Let's make kimchi now
Everybody's learning how
Come and pickle cabbage with me!"

He knocked on the door and entered to find a young woman with Asian features sitting at a table grading papers. She was dressed like a schoolteacher... from some place where schoolteachers wore considerably less clothing than Murdock was accustomed to. She smiled when she noticed him.

"Anyonghaseao!" she said brightly. Murdock hoped this meant `hello' rather than something like `tasty food'.

"Good afternoon," he replied. "I'm a... uh... dealer in curios. Do you mind if I ask a few questions?"

"Not all," she replied, beckoning him to sit on the bench beside her. "What would you like to know?"

The bench proved somewhat narrower than Murdock had expected. He perched awkwardly, trying to avoid any impropriety. "I was wondering who built this school," he said nervously.

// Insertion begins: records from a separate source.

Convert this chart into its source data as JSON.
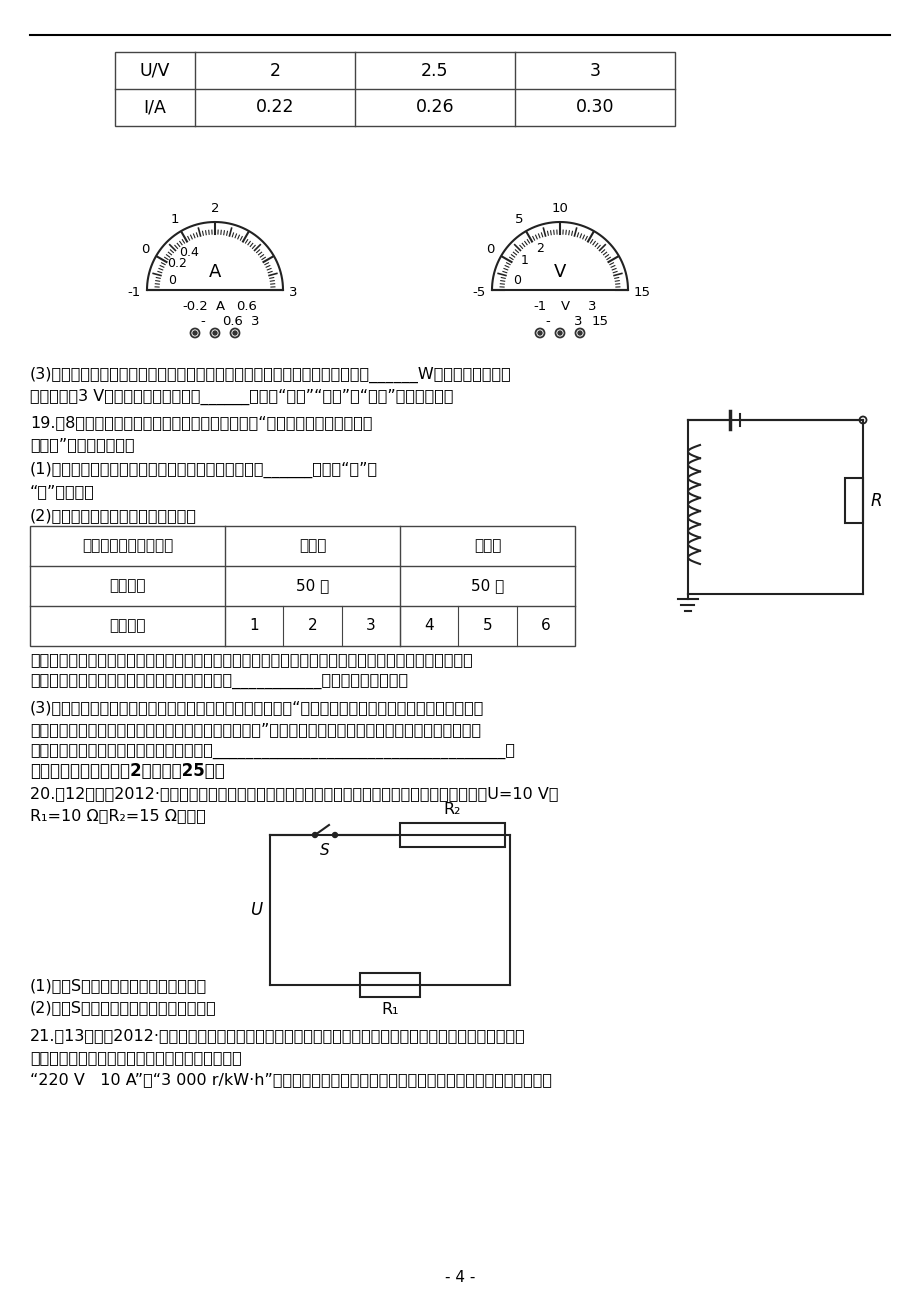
{
  "bg_color": "#ffffff",
  "text_color": "#000000",
  "page_number": "- 4 -",
  "table1_headers": [
    "U/V",
    "2",
    "2.5",
    "3"
  ],
  "table1_row2": [
    "I/A",
    "0.22",
    "0.26",
    "0.30"
  ],
  "para3_line1": "(3)假如不重新实验，请你利用小红已获取的信息，计算出该灯泡的额定功率是______W。若小灯泡两端的",
  "para3_line2": "实际电压为3 V，则小灯泡的实际功率______（选填“大于”“等于”或“小于”）额定功率。",
  "para19_line1": "19.（8分）如图所示是某学习小组同学设计的研究“影响通电螺线管磁性强弱",
  "para19_line2": "的因素”的实验电路图。",
  "para19_1_line1": "(1)要增大通电螺线管的电流，滑动变阻器的滑片应向______（选填“左”或",
  "para19_1_line2": "“右”）移动。",
  "para19_2": "(2)如表是该组同学所做实验的记录：",
  "table2_r1c1": "通电螺线管中有无鐵芯",
  "table2_r1c2": "无鐵芯",
  "table2_r1c3": "有鐵芯",
  "table2_r2c1": "线圈匹数",
  "table2_r2c2": "50 匹",
  "table2_r2c3": "50 匹",
  "table2_r3c1": "实验次数",
  "table2_r3nums": [
    "1",
    "2",
    "3",
    "4",
    "5",
    "6"
  ],
  "para_mag_line1": "同学们发现无鐵芯组实验中没有吸引起大头针，那么通电螺线管到底有没有磁性呢？他们通过其他方法验",
  "para_mag_line2": "证了几次都是有磁性的。他们采用的方法可能是___________。（写出一种即可）",
  "para19_3_line1": "(3)在与同学们交流讨论时，另一组的同学提出一个新问题：“当线圈中的电流和匹数一定时，通电螺线管",
  "para19_3_line2": "的磁性强弱是否还与线圈内的鐵芯大小（粗细）有关？”现有大小不同的两根鐵芯，请根据你的猜想并利用",
  "para19_3_line3": "本题电路，写出你验证猜想的简要操作方案____________________________________。",
  "section5_title": "五、计算题（本大题共2小题，內25分）",
  "para20_line1": "20.（12分）（2012·成都中考）某校科技小组设计了一个简易的电热器，电路原理如图所示，其中U=10 V，",
  "para20_line2": "R₁=10 Ω，R₂=15 Ω。求：",
  "para20_q1": "(1)开关S闭合时，电路的功率为多少？",
  "para20_q2": "(2)开关S断开时，电路中的电流为多大？",
  "para21_line1": "21.（13分）（2012·淤博中考）电磁炉是一种高效、方便、卫生的新型灶具。为了研究电磁炉，小峰同学首",
  "para21_line2": "先观察了家中的电能表，看到电能表的铭牌上标有",
  "para21_line3": "“220 V   10 A”和“3 000 r/kW·h”字样。然后小峰关闭了家中其他用电器，只把电磁炉接入电路中，"
}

The girl leaned closer than seemed necessary. "It's sponsored by the Hunminjeongeum Society," she told him. "We're dedicated to bringing the Hangul alphabet to the unwritten languages of the world."

"I see," stammered Murdock. "Who else is on your faculty?"

She leaned even closer and rested a hand on his chest. "There aren't many of us," she told him. "It gets very lonely. The only one my age was Miss Kim, but she didn't stay long."

Murdock perked up at this news. Was it a clue? How should he pursue it? And why was this woman unbuttoning his jacket? He was trying to decide how best to proceed when he heard Jenkins's voice behind him.

"Ah, Mister Murdock, there you are. I trust I'm not interrupting anything."

The Governor poured a glass of sake and held it up to the light. He might have preferred wine, but hospitality demanded certain sacrifices. "I have received word from Broome," he told his guests. "The Royal Navy sent an airship to investigate the depot. It's not clear who was on this mission, but Captain Michaelson must be behind it."

Across the table, the commander frowned. "Michaelson again? The man is becoming a nuisance. It's time to eliminate him."

The Governor smiled. It was always nice to work with people whose thoughts matched your own. "I will take care of the matter."